There was nothing else and the younger man knew it. Even so, Tobol saw the sudden clenching of his hand, the tension made manifest in the jaw, the throat, signs obvious to the trained eye, even though the face had remained impassive in the frame of the thrown-back cowl. Impatience controlled but present, and the old monk could feel sympathy. How often, when young, had he felt the same frustration?
Too often and too long ago but the time which had seamed his face and taken his hair had also curbed his impatience. As it would curb Jeld's. As it would teach him that, while a monk needed to feel, yet that feeling must not be too narrow, too intense. It was right to care for the sick-but all the sick. To be concerned over the poor-but all the poor. That to burn yourself out over one individual was to rob the rest. To care too much about one building to diminish the importance of all other churches.
Yet the one Carmodyne had built would be missed.
He let his eyes run over the structure as they made their way back. A computer had determined stress levels and tolerances, the optimum spans and arches, but an artist had placed his own imprint on the whole and the man finally responsible had sealed that with his own peccadilloes.
The carving, for instance, had he ordered the mason to be so outrageous?
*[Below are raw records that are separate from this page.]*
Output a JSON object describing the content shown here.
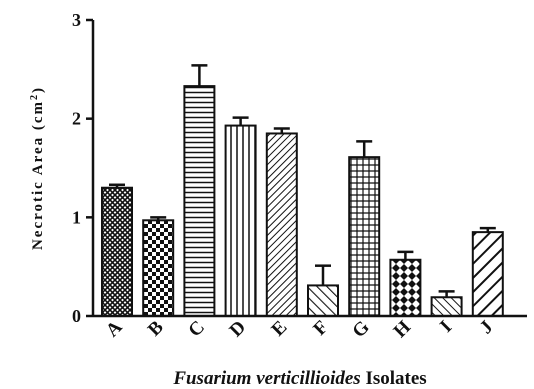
{
  "chart_data": {
    "type": "bar",
    "categories": [
      "A",
      "B",
      "C",
      "D",
      "E",
      "F",
      "G",
      "H",
      "I",
      "J"
    ],
    "values": [
      1.3,
      0.97,
      2.33,
      1.93,
      1.85,
      0.31,
      1.61,
      0.57,
      0.19,
      0.85
    ],
    "errors": [
      0.03,
      0.03,
      0.21,
      0.08,
      0.05,
      0.2,
      0.16,
      0.08,
      0.06,
      0.04
    ],
    "patterns": [
      "crosshatch-dense",
      "checker",
      "horizontal",
      "vertical",
      "diagonal-fine",
      "diagonal-wide",
      "grid",
      "diamond",
      "diagonal-back",
      "diagonal-bold"
    ],
    "ylabel": "Necrotic Area (cm²)",
    "ylabel_main": "Necrotic Area (cm",
    "ylabel_sup": "2",
    "ylabel_close": ")",
    "xlabel_italic": "Fusarium verticillioides",
    "xlabel_rest": " Isolates",
    "ylim": [
      0,
      3
    ],
    "yticks": [
      "0",
      "1",
      "2",
      "3"
    ],
    "grid": false,
    "bar_color": "#ffffff",
    "edge_color": "#111111"
  }
}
The mosaic in the south transept-had he planned the transfiguration when light struck it at certain times of the day? Curtains had shielded the area and nullified the original intention-if intention it had been-but could the subtle depiction of interwound figures have been anything else? The explicit activity in which they were engaged?
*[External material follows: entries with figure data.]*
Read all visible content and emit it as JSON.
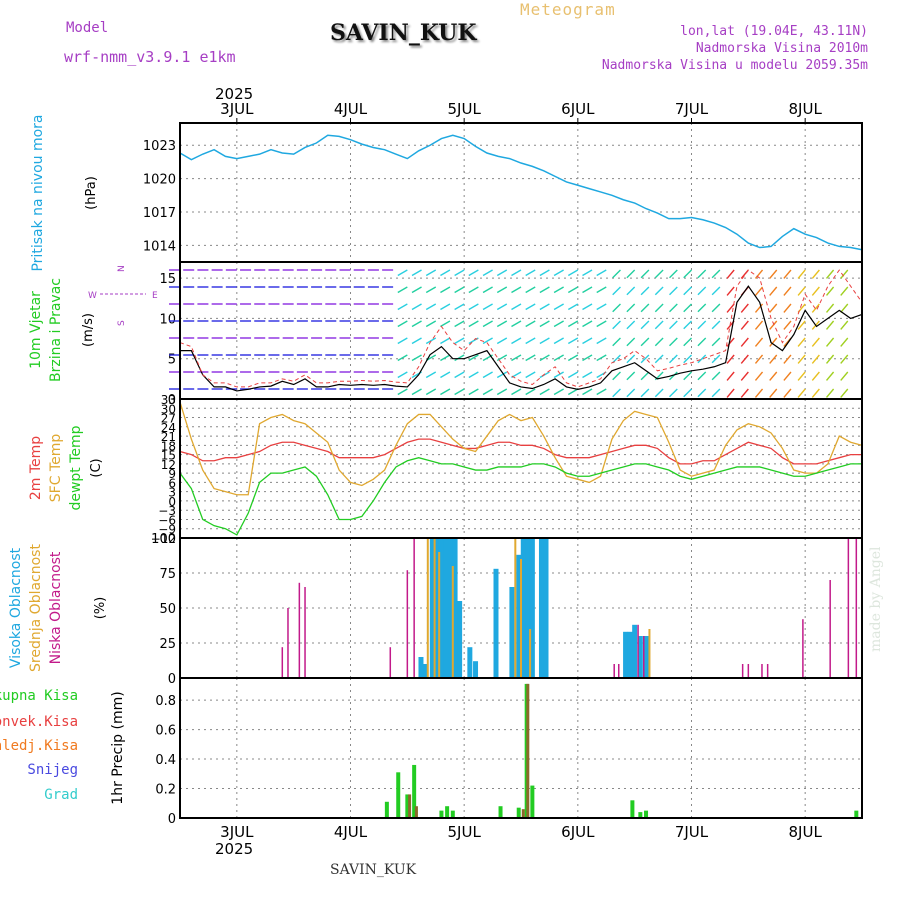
{
  "header": {
    "model_label": "Model",
    "model_name": "wrf-nmm_v3.9.1 e1km",
    "station": "SAVIN_KUK",
    "title": "Meteogram",
    "lonlat": "lon,lat (19.04E, 43.11N)",
    "elevation": "Nadmorska Visina 2010m",
    "model_elevation": "Nadmorska Visina u modelu 2059.35m"
  },
  "footer": {
    "station": "SAVIN_KUK",
    "credit": "made by Angel"
  },
  "colors": {
    "pressure": "#1fa8e0",
    "t2m": "#e84040",
    "sfc": "#e0a830",
    "dew": "#22cc22",
    "high": "#1fa8e0",
    "mid": "#e0a830",
    "low": "#c21a8a",
    "total": "#22cc22",
    "conv": "#e84040",
    "frozen": "#f07a20",
    "snow": "#4a4ae0",
    "grad": "#33cccc",
    "purple": "#a63ec4"
  },
  "time_axis": {
    "year": "2025",
    "labels": [
      "3JUL",
      "4JUL",
      "5JUL",
      "6JUL",
      "7JUL",
      "8JUL"
    ]
  },
  "chart_data": [
    {
      "type": "line",
      "name": "pressure",
      "ylabel": "Pritisak na nivou mora",
      "unit": "(hPa)",
      "yticks": [
        1014,
        1017,
        1020,
        1023
      ],
      "ylim": [
        1012.5,
        1025
      ],
      "x": [
        2.5,
        2.6,
        2.7,
        2.8,
        2.9,
        3.0,
        3.1,
        3.2,
        3.3,
        3.4,
        3.5,
        3.6,
        3.7,
        3.8,
        3.9,
        4.0,
        4.1,
        4.2,
        4.3,
        4.4,
        4.5,
        4.6,
        4.7,
        4.8,
        4.9,
        5.0,
        5.1,
        5.2,
        5.3,
        5.4,
        5.5,
        5.6,
        5.7,
        5.8,
        5.9,
        6.0,
        6.1,
        6.2,
        6.3,
        6.4,
        6.5,
        6.6,
        6.7,
        6.8,
        6.9,
        7.0,
        7.1,
        7.2,
        7.3,
        7.4,
        7.5,
        7.6,
        7.7,
        7.8,
        7.9,
        8.0,
        8.1,
        8.2,
        8.3,
        8.4,
        8.5
      ],
      "values": [
        1022.3,
        1021.7,
        1022.2,
        1022.6,
        1022.0,
        1021.8,
        1022.0,
        1022.2,
        1022.6,
        1022.3,
        1022.2,
        1022.8,
        1023.2,
        1023.9,
        1023.8,
        1023.5,
        1023.1,
        1022.8,
        1022.6,
        1022.2,
        1021.8,
        1022.5,
        1023.0,
        1023.6,
        1023.9,
        1023.6,
        1022.9,
        1022.3,
        1022.0,
        1021.8,
        1021.4,
        1021.1,
        1020.7,
        1020.2,
        1019.7,
        1019.4,
        1019.1,
        1018.8,
        1018.5,
        1018.1,
        1017.8,
        1017.3,
        1016.9,
        1016.4,
        1016.4,
        1016.5,
        1016.3,
        1016.0,
        1015.6,
        1015.0,
        1014.2,
        1013.8,
        1013.9,
        1014.8,
        1015.5,
        1015.0,
        1014.7,
        1014.2,
        1013.9,
        1013.8,
        1013.6
      ]
    },
    {
      "type": "line",
      "name": "wind",
      "ylabel": "10m Vjetar Brzina i Pravac",
      "unit": "(m/s)",
      "compass": [
        "N",
        "W",
        "E",
        "S"
      ],
      "yticks": [
        0,
        5,
        10,
        15
      ],
      "ylim": [
        0,
        17
      ],
      "x": [
        2.5,
        2.6,
        2.7,
        2.8,
        2.9,
        3.0,
        3.1,
        3.2,
        3.3,
        3.4,
        3.5,
        3.6,
        3.7,
        3.8,
        3.9,
        4.0,
        4.1,
        4.2,
        4.3,
        4.4,
        4.5,
        4.6,
        4.7,
        4.8,
        4.9,
        5.0,
        5.1,
        5.2,
        5.3,
        5.4,
        5.5,
        5.6,
        5.7,
        5.8,
        5.9,
        6.0,
        6.1,
        6.2,
        6.3,
        6.4,
        6.5,
        6.6,
        6.7,
        6.8,
        6.9,
        7.0,
        7.1,
        7.2,
        7.3,
        7.4,
        7.5,
        7.6,
        7.7,
        7.8,
        7.9,
        8.0,
        8.1,
        8.2,
        8.3,
        8.4,
        8.5
      ],
      "speed": [
        6,
        6,
        3,
        1.5,
        1.5,
        1,
        1.2,
        1.5,
        1.6,
        2.2,
        1.8,
        2.5,
        1.5,
        1.5,
        1.8,
        1.7,
        1.8,
        1.7,
        1.8,
        1.6,
        1.5,
        3,
        5.5,
        6.5,
        5,
        5,
        5.5,
        6,
        4,
        2,
        1.5,
        1.3,
        1.8,
        2.5,
        1.5,
        1.2,
        1.5,
        2,
        3.5,
        4,
        4.5,
        3.5,
        2.5,
        2.8,
        3.2,
        3.5,
        3.7,
        4,
        4.5,
        12,
        14,
        12,
        7,
        6,
        8,
        11,
        9,
        10,
        11,
        10,
        10.5
      ],
      "gust": [
        7,
        6.5,
        3,
        2,
        2,
        1.5,
        1.5,
        2,
        2,
        2.5,
        2.2,
        3,
        2,
        2,
        2.2,
        2.2,
        2.3,
        2.2,
        2.3,
        2.1,
        2,
        4,
        7,
        9,
        7,
        6,
        7.5,
        7,
        5,
        3,
        2.2,
        1.8,
        3,
        4,
        2,
        1.5,
        2,
        2.5,
        4.5,
        5,
        6,
        5,
        3.5,
        3.8,
        4.2,
        4.5,
        5,
        5.5,
        6,
        14,
        16,
        15,
        10,
        7,
        9,
        13,
        11,
        14,
        16,
        14,
        12
      ]
    },
    {
      "type": "line",
      "name": "temperature",
      "ylabel": "2m Temp / SFC Temp / dewpt Temp",
      "series_labels": [
        "2m Temp",
        "SFC Temp",
        "dewpt Temp"
      ],
      "unit": "(C)",
      "yticks": [
        -12,
        -9,
        -6,
        -3,
        0,
        3,
        6,
        9,
        12,
        15,
        18,
        21,
        24,
        27,
        30,
        33
      ],
      "ylim": [
        -12,
        33
      ],
      "x": [
        2.5,
        2.6,
        2.7,
        2.8,
        2.9,
        3.0,
        3.1,
        3.2,
        3.3,
        3.4,
        3.5,
        3.6,
        3.7,
        3.8,
        3.9,
        4.0,
        4.1,
        4.2,
        4.3,
        4.4,
        4.5,
        4.6,
        4.7,
        4.8,
        4.9,
        5.0,
        5.1,
        5.2,
        5.3,
        5.4,
        5.5,
        5.6,
        5.7,
        5.8,
        5.9,
        6.0,
        6.1,
        6.2,
        6.3,
        6.4,
        6.5,
        6.6,
        6.7,
        6.8,
        6.9,
        7.0,
        7.1,
        7.2,
        7.3,
        7.4,
        7.5,
        7.6,
        7.7,
        7.8,
        7.9,
        8.0,
        8.1,
        8.2,
        8.3,
        8.4,
        8.5
      ],
      "series": [
        {
          "name": "2m Temp",
          "values": [
            16,
            15,
            13,
            13,
            14,
            14,
            15,
            16,
            18,
            19,
            19,
            18,
            17,
            16,
            14,
            14,
            14,
            14,
            15,
            17,
            19,
            20,
            20,
            19,
            18,
            17,
            17,
            18,
            19,
            19,
            18,
            18,
            17,
            15,
            14,
            14,
            14,
            15,
            16,
            17,
            18,
            18,
            17,
            14,
            12,
            12,
            13,
            13,
            15,
            17,
            19,
            18,
            17,
            14,
            12,
            12,
            12,
            13,
            14,
            15,
            15
          ]
        },
        {
          "name": "SFC Temp",
          "values": [
            32,
            20,
            10,
            4,
            3,
            2,
            2,
            25,
            27,
            28,
            26,
            25,
            22,
            19,
            10,
            6,
            5,
            7,
            10,
            18,
            25,
            28,
            28,
            24,
            20,
            17,
            16,
            21,
            26,
            28,
            26,
            27,
            21,
            14,
            8,
            7,
            6,
            8,
            20,
            26,
            29,
            28,
            27,
            19,
            10,
            8,
            9,
            10,
            18,
            23,
            25,
            24,
            22,
            17,
            10,
            9,
            9,
            12,
            21,
            19,
            18
          ]
        },
        {
          "name": "dewpt Temp",
          "values": [
            9,
            4,
            -6,
            -8,
            -9,
            -11,
            -4,
            6,
            9,
            9,
            10,
            11,
            8,
            2,
            -6,
            -6,
            -5,
            0,
            6,
            11,
            13,
            14,
            13,
            12,
            12,
            11,
            10,
            10,
            11,
            11,
            11,
            12,
            12,
            11,
            9,
            8,
            8,
            9,
            10,
            11,
            12,
            12,
            11,
            10,
            8,
            7,
            8,
            9,
            10,
            11,
            11,
            11,
            10,
            9,
            8,
            8,
            9,
            10,
            11,
            12,
            12
          ]
        }
      ]
    },
    {
      "type": "bar",
      "name": "cloud",
      "ylabel": "Visoka Oblacnost / Srednja Oblacnost / Niska Oblacnost",
      "series_labels": [
        "Visoka Oblacnost",
        "Srednja Oblacnost",
        "Niska Oblacnost"
      ],
      "unit": "(%)",
      "yticks": [
        0,
        25,
        50,
        75,
        100
      ],
      "ylim": [
        0,
        100
      ],
      "high": [
        [
          4.62,
          15
        ],
        [
          4.66,
          10
        ],
        [
          4.72,
          100
        ],
        [
          4.76,
          100
        ],
        [
          4.8,
          100
        ],
        [
          4.84,
          100
        ],
        [
          4.88,
          100
        ],
        [
          4.92,
          100
        ],
        [
          4.96,
          55
        ],
        [
          5.05,
          22
        ],
        [
          5.1,
          12
        ],
        [
          5.28,
          78
        ],
        [
          5.42,
          65
        ],
        [
          5.48,
          88
        ],
        [
          5.52,
          100
        ],
        [
          5.56,
          100
        ],
        [
          5.6,
          100
        ],
        [
          5.68,
          100
        ],
        [
          5.72,
          100
        ],
        [
          6.42,
          33
        ],
        [
          6.46,
          33
        ],
        [
          6.5,
          38
        ],
        [
          6.55,
          30
        ],
        [
          6.6,
          30
        ]
      ],
      "mid": [
        [
          4.68,
          100
        ],
        [
          4.74,
          100
        ],
        [
          4.78,
          90
        ],
        [
          4.9,
          80
        ],
        [
          5.45,
          100
        ],
        [
          5.5,
          85
        ],
        [
          5.58,
          35
        ],
        [
          6.63,
          35
        ]
      ],
      "low": [
        [
          3.4,
          22
        ],
        [
          3.45,
          50
        ],
        [
          3.55,
          68
        ],
        [
          3.6,
          65
        ],
        [
          4.35,
          22
        ],
        [
          4.5,
          77
        ],
        [
          4.56,
          100
        ],
        [
          6.32,
          10
        ],
        [
          6.36,
          10
        ],
        [
          6.53,
          38
        ],
        [
          6.58,
          30
        ],
        [
          7.45,
          10
        ],
        [
          7.5,
          10
        ],
        [
          7.62,
          10
        ],
        [
          7.67,
          10
        ],
        [
          7.98,
          42
        ],
        [
          8.22,
          70
        ],
        [
          8.38,
          100
        ],
        [
          8.45,
          100
        ]
      ]
    },
    {
      "type": "bar",
      "name": "precipitation",
      "ylabel": "1hr Precip (mm)",
      "series_labels": [
        "Ukupna Kisa",
        "Konvek.Kisa",
        "Zaledj.Kisa",
        "Snijeg",
        "Grad"
      ],
      "yticks": [
        0,
        0.2,
        0.4,
        0.6,
        0.8
      ],
      "ylim": [
        0,
        0.95
      ],
      "total": [
        [
          4.32,
          0.11
        ],
        [
          4.42,
          0.31
        ],
        [
          4.5,
          0.16
        ],
        [
          4.56,
          0.36
        ],
        [
          4.8,
          0.05
        ],
        [
          4.85,
          0.08
        ],
        [
          4.9,
          0.05
        ],
        [
          5.32,
          0.08
        ],
        [
          5.48,
          0.07
        ],
        [
          5.55,
          0.91
        ],
        [
          5.6,
          0.22
        ],
        [
          6.48,
          0.12
        ],
        [
          6.55,
          0.04
        ],
        [
          6.6,
          0.05
        ],
        [
          8.45,
          0.05
        ]
      ],
      "convective": [
        [
          4.52,
          0.16
        ],
        [
          4.58,
          0.08
        ],
        [
          5.52,
          0.06
        ],
        [
          5.56,
          0.91
        ]
      ]
    }
  ]
}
A scene not likely to appeal to the new owner with her reputation for fastidious modesty. One probably exaggerated but built on a foundation of truth. He had been right not to have mentioned it, the carving had been enough, but Tobol didn't think he had made a mistake. The woman was grown, adult, a person of experience and one who must know something of the basic facts of life. Sex, of course, but more than that; the humor which lurked in unsuspected places as did farce and tragedy, pleasure and pain.
Would she sell?
Tobol recalled the way she had looked when examining the exterior of the church. Her eyes had held contempt if not for the building then for the man who had ordered it. The reason he had shown her the carving; if bad blood had existed between them the depiction may have shown a side of her uncle she hadn't known.
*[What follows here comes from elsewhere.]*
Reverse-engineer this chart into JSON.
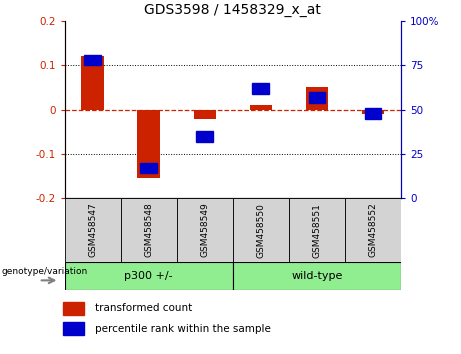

By contrast the interior of the church was dark; the light which had illuminated the tessellated floor now touching the upper reaches, casting smoke-like shadows on the groins, the vaulted spaces. In the dusk the suppliants waited with their usual patience. As he took his place one came to kneel in the cubicle before him; a man with a pale, tormented face, thin, knotted hands which clenched and clenched again as if they were animals beyond his control.